Baloo contains documentation and examples for all the supported operations. However, as a first look into Baloo, here is some of the implemented functionality:

  • Numerical operations, such as + or *.
  • Unary operations, such as sqrt or log.
  • Filters, bool operations, and sub-setting, including head and tail.
  • Aggregations, such as max, mean, or std.
  • DataFrame joins, including all of inner, left, right, outer.
  • GroupBy and aggregations.
  • Multiple kinds of UDFs.
  • To/from Pandas conversion.
  • Missing values support, such as dropna and fillna.
  • iloc.
  • String manipulation through .str for methods, such as split or contains.

… and more.

Data Types

Baloo currently accepts the following NumPy dtypes:

  • int16, int32, int64
  • float32, float64
  • bool/bool_ *
  • S/bytes_

Note that strings require their byte versions, therefore unicode is not currently supported (at the Weld level(?)). * Bool is internally converted to np.bool_ s.t. its module points to NumPy and not builtins.

Missing Data

Unlike Pandas, there are currently no special NaN/NA/NaT values for missing data. If NumPy accepts it, then it’s valid. For Baloo, the following were chosen as defaults:

  • floats : -999.
  • integers : -999
  • S/bytes_ : b’None’
  • bool : false

Lazy Evaluation

All Baloo objects follow the following contract:

  • Calling repr() will return a lazy-friendly shortened description of the object. For example, calling it on a Series would return Series(name=<name>, dtype=<dtype>) with no mention of the actual data inside. This is because the data can be either raw data (which gets printed nicely) or a string Weld computation graph (which, well, does not).
  • Calling str() will pretty print the object. Note that for DataFrame, it cannot be called unless all the data is evaluated.
  • .values property returns the internal data, be it raw or lazy.
  • evaluate() returns a copy of the object with raw evaluated data inside.

Type Casting

Unlike Pandas, there are currently no automatic type casts for array types, e.g. Series([1, 2]) + Series([2.35, 3.54]) is likely to fail. Casting is lazily available through the astype operator.
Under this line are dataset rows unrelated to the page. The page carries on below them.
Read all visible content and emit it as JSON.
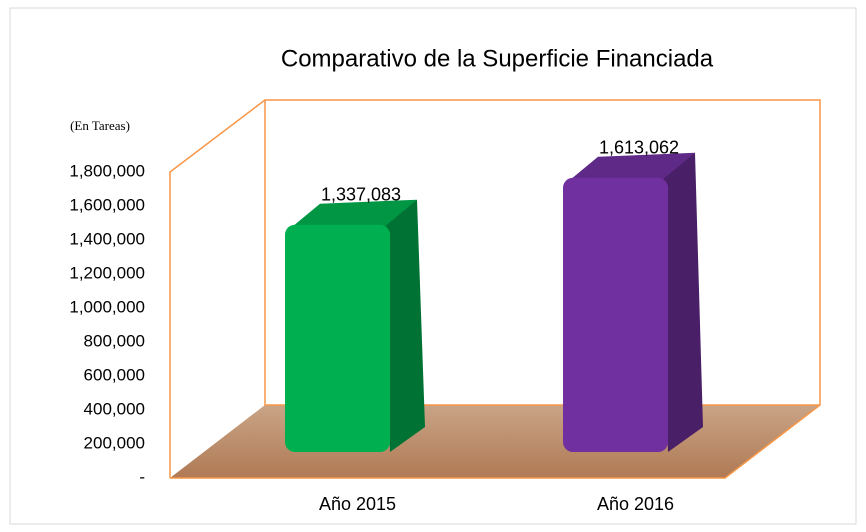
{
  "chart_data": {
    "type": "bar3d",
    "title": "Comparativo de la Superficie Financiada",
    "y_label": "(En Tareas)",
    "categories": [
      "Año 2015",
      "Año 2016"
    ],
    "values": [
      1337083,
      1613062
    ],
    "value_labels": [
      "1,337,083",
      "1,613,062"
    ],
    "colors": [
      "#00b050",
      "#7030a0"
    ],
    "ylim": [
      0,
      1800000
    ],
    "yticks": [
      {
        "value": 0,
        "label": "-"
      },
      {
        "value": 200000,
        "label": "200,000"
      },
      {
        "value": 400000,
        "label": "400,000"
      },
      {
        "value": 600000,
        "label": "600,000"
      },
      {
        "value": 800000,
        "label": "800,000"
      },
      {
        "value": 1000000,
        "label": "1,000,000"
      },
      {
        "value": 1200000,
        "label": "1,200,000"
      },
      {
        "value": 1400000,
        "label": "1,400,000"
      },
      {
        "value": 1600000,
        "label": "1,600,000"
      },
      {
        "value": 1800000,
        "label": "1,800,000"
      }
    ]
  }
}
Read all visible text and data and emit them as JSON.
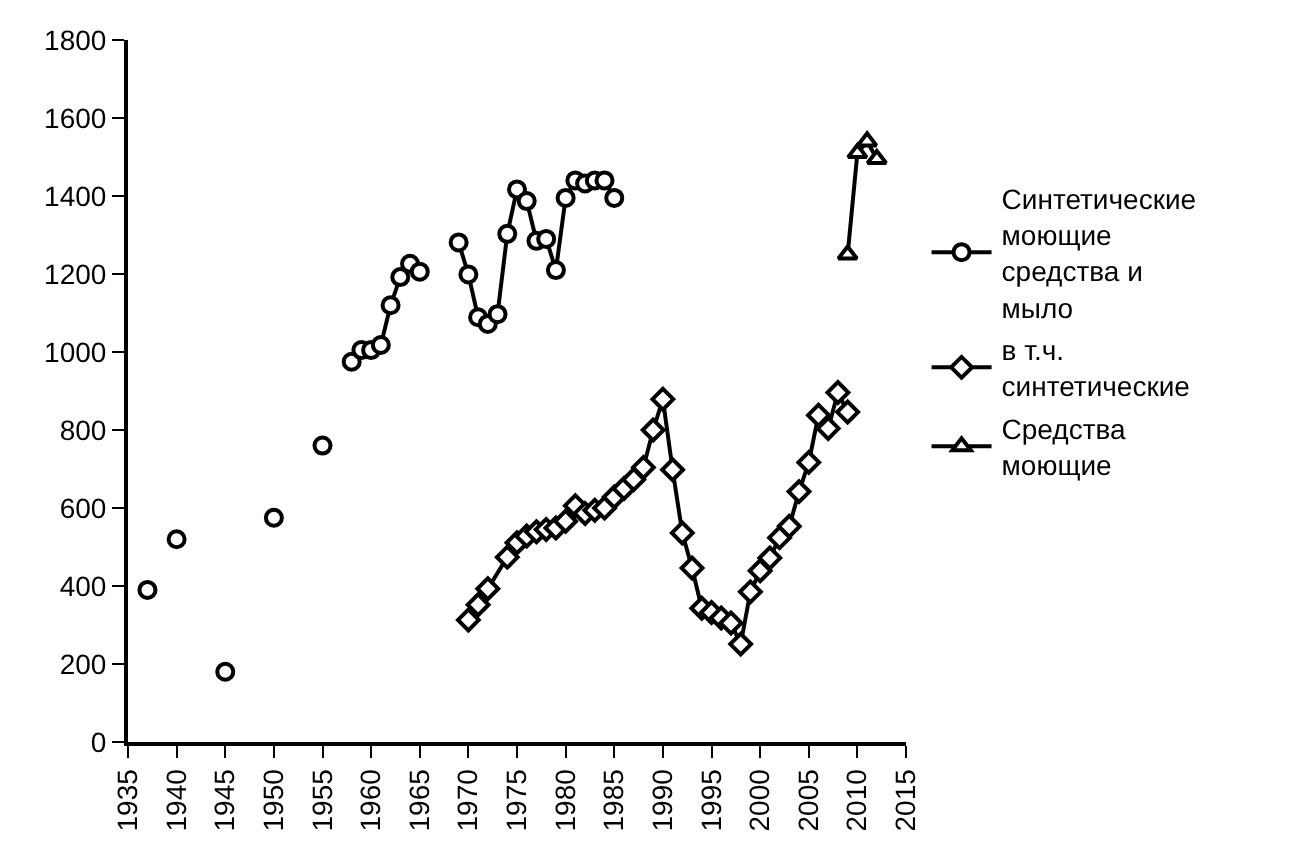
{
  "chart_data": {
    "type": "line",
    "xlim": [
      1935,
      2015
    ],
    "xticks": [
      1935,
      1940,
      1945,
      1950,
      1955,
      1960,
      1965,
      1970,
      1975,
      1980,
      1985,
      1990,
      1995,
      2000,
      2005,
      2010,
      2015
    ],
    "ylim": [
      0,
      1800
    ],
    "yticks": [
      0,
      200,
      400,
      600,
      800,
      1000,
      1200,
      1400,
      1600,
      1800
    ],
    "grid": false,
    "legend": "right",
    "line_style": "solid",
    "series": [
      {
        "name": "Синтетические моющие средства и мыло",
        "color": "#000000",
        "marker": "circle",
        "x": [
          1937,
          1938,
          1940,
          1941,
          1945,
          1946,
          1950,
          1951,
          1955,
          1956,
          1958,
          1959,
          1960,
          1961,
          1962,
          1963,
          1964,
          1965,
          1966,
          1969,
          1970,
          1971,
          1972,
          1973,
          1974,
          1975,
          1976,
          1977,
          1978,
          1979,
          1980,
          1981,
          1982,
          1983,
          1984,
          1985
        ],
        "values": [
          390,
          null,
          520,
          null,
          180,
          null,
          575,
          null,
          760,
          null,
          975,
          1005,
          1005,
          1018,
          1120,
          1192,
          1226,
          1206,
          null,
          1281,
          1199,
          1089,
          1072,
          1097,
          1303,
          1417,
          1387,
          1285,
          1290,
          1210,
          1395,
          1440,
          1432,
          1440,
          1440,
          1395
        ]
      },
      {
        "name": "в т.ч. синтетические",
        "color": "#000000",
        "marker": "diamond",
        "x": [
          1970,
          1971,
          1972,
          1974,
          1975,
          1976,
          1977,
          1978,
          1979,
          1980,
          1981,
          1982,
          1983,
          1984,
          1985,
          1986,
          1987,
          1988,
          1989,
          1990,
          1991,
          1992,
          1993,
          1994,
          1995,
          1996,
          1997,
          1998,
          1999,
          2000,
          2001,
          2002,
          2003,
          2004,
          2005,
          2006,
          2007,
          2008,
          2009
        ],
        "values": [
          313,
          352,
          393,
          474,
          511,
          528,
          539,
          545,
          549,
          566,
          606,
          586,
          594,
          600,
          628,
          650,
          673,
          704,
          800,
          879,
          698,
          536,
          446,
          343,
          332,
          318,
          305,
          251,
          385,
          439,
          472,
          524,
          553,
          642,
          717,
          838,
          804,
          896,
          846
        ]
      },
      {
        "name": "Средства моющие",
        "color": "#000000",
        "marker": "triangle",
        "x": [
          2009,
          2010,
          2011,
          2012
        ],
        "values": [
          1250,
          1510,
          1540,
          1495
        ]
      }
    ]
  }
}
Note that on Series creation, data can be automatically casted to given dtype only if the data is raw. If lazy, encode it through astype.

Note that literal/scalar values are an exception and do get casted to the dtype of the array, e.g. Series([1, 2]) < 2.0 is interpreted as Series([1, 2]) < 2. Lastly, aggregation results get converted to float64 however currently post-aggregation, not before, e.g. Series([1, 2]).sum() first computes the integer sum then casts the result to float.